Just about two years ago I got word that my job with a national church organization was coming to an end. It sent me into a virtual emotional tailspin. I recently saw a friend’s post about this organization and how their parish was going to support it through Lent and it hit me again. I felt tears welling up in my eyes and I realized that it still hurts. That I am still working on processing this loss. That I am still angry for the way I was treated. That I have never received any acknowledgement from those in senior positions that I was treated badly. That it could have been different.
I have written a lot about grief and loss during the two years that I have been blogging and I suspect that I will write more. It is part of the human condition to have losses and figure out how to move through them and come out reasonably healthy on the other side. I suspect that I write a lot about sorrow and loss because I have had my fair share and I have witnessed much from my life as a clergy spouse. You can’t be that close to a priest like the dear one and not hear from time to time how someone died, how the family is dealing with it. the latest sorrow in someone’s life or be asked to pray for a situation that involves grief. Most situations that I get asked to pray about involve grief or loss of some kind.

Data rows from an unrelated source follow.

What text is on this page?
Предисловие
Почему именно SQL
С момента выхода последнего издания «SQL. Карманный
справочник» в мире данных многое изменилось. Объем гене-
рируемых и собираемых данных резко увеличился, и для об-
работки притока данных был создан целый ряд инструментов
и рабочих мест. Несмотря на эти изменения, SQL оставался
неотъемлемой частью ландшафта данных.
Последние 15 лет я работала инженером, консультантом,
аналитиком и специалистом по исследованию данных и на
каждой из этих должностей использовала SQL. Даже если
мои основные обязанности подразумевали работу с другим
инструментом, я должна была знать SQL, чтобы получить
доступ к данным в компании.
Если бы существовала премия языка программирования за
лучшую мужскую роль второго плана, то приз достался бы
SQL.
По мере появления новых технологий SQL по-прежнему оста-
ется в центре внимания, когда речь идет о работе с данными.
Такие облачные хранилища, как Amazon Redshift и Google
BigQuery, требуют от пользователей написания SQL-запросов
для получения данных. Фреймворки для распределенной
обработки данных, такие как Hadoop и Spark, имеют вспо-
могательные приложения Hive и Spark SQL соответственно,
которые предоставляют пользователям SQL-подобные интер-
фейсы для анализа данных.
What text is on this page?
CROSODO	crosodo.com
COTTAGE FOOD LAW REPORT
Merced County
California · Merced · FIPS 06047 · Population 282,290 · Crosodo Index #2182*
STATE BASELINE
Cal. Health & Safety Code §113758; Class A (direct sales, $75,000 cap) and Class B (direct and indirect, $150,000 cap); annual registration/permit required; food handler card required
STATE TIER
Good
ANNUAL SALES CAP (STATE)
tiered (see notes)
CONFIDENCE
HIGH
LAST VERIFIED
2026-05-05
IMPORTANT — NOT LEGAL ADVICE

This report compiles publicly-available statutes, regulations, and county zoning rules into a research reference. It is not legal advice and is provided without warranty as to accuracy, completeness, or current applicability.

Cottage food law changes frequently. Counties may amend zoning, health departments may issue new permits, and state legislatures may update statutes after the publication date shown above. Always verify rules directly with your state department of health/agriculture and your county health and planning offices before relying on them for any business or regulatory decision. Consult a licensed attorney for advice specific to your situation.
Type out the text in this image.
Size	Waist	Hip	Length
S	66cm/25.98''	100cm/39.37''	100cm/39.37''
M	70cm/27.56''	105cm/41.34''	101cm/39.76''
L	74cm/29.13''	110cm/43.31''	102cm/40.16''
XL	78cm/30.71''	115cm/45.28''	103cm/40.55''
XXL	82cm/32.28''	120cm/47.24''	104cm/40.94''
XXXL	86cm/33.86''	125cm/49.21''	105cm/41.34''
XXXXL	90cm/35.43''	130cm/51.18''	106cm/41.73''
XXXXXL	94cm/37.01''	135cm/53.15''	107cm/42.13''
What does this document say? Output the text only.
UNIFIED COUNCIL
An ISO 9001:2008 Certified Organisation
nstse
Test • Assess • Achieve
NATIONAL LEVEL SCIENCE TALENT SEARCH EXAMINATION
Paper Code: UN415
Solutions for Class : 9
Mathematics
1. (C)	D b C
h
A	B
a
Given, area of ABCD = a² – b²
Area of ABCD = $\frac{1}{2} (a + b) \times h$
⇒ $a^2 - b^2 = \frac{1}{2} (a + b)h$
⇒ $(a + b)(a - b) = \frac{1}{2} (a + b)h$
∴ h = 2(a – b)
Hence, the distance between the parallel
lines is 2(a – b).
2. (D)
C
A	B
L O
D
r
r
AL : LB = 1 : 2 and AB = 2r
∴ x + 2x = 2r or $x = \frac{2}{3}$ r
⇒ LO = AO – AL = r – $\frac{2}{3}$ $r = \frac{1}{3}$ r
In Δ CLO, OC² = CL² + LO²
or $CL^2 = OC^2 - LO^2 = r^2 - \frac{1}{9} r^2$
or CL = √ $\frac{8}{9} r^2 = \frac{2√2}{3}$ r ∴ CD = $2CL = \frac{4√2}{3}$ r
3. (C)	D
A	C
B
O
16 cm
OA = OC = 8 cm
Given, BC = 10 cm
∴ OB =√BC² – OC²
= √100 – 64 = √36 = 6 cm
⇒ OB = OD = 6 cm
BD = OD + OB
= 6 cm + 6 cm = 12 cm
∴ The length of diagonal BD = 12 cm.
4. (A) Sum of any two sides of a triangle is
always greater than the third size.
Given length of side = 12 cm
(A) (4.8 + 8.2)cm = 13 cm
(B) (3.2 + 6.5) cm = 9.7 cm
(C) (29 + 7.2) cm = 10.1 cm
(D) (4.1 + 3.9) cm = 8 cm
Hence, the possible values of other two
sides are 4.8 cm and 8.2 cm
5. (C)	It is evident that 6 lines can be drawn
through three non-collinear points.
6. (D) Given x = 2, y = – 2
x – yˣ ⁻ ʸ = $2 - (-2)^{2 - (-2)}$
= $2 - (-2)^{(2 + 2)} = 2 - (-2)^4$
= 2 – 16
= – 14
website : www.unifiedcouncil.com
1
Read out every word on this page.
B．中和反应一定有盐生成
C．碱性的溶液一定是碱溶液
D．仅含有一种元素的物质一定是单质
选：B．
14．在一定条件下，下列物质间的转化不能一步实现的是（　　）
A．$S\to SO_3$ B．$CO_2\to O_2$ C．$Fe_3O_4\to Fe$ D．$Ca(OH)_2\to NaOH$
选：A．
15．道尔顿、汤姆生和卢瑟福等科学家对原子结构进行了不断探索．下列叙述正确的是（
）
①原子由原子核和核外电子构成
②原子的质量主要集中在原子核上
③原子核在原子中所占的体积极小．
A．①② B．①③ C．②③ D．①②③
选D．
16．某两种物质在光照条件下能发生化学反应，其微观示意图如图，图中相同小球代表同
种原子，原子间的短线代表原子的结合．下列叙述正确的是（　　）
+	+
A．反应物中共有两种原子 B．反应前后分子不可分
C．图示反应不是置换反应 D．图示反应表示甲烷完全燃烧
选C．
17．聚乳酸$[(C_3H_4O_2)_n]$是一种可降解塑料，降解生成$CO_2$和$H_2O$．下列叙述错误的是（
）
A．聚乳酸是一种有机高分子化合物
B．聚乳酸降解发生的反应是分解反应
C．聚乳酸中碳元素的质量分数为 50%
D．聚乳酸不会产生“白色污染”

I have learned over the years that it is better for me to let the tears roll down my face, to rant at God, to lament loudly and then quietly, to be all emotion rather than to try and contain it and then find the calm. For when I do try to contain my sorrows I become a not nice person. It seems that I have been created to be the feeling one. The one who shares sorrow as well as joy. Here is what I have also learned about deep sorrows that one can’t wish them away or pray them away, that one has to learn to live with them and hold them and make them part of oneself. My sorrows as much as my joys have made me the person I am today. They have deepened my faith and strengthened my relationships. They have allowed me to love better and to serve better. They have opened me up to the injustices in the world and made me want to do something about them. In the end they have become blessings and not curses.
As a person of faith, even when my faith is sometimes ragged and lived out on the edges, I will continue to embrace my sorrows and my joys for the make me who God needs me to be in the world. A person who cares deeply and well. A person who lives life and doesn’t shy away from it. A person who has deep sorrows and deep joys.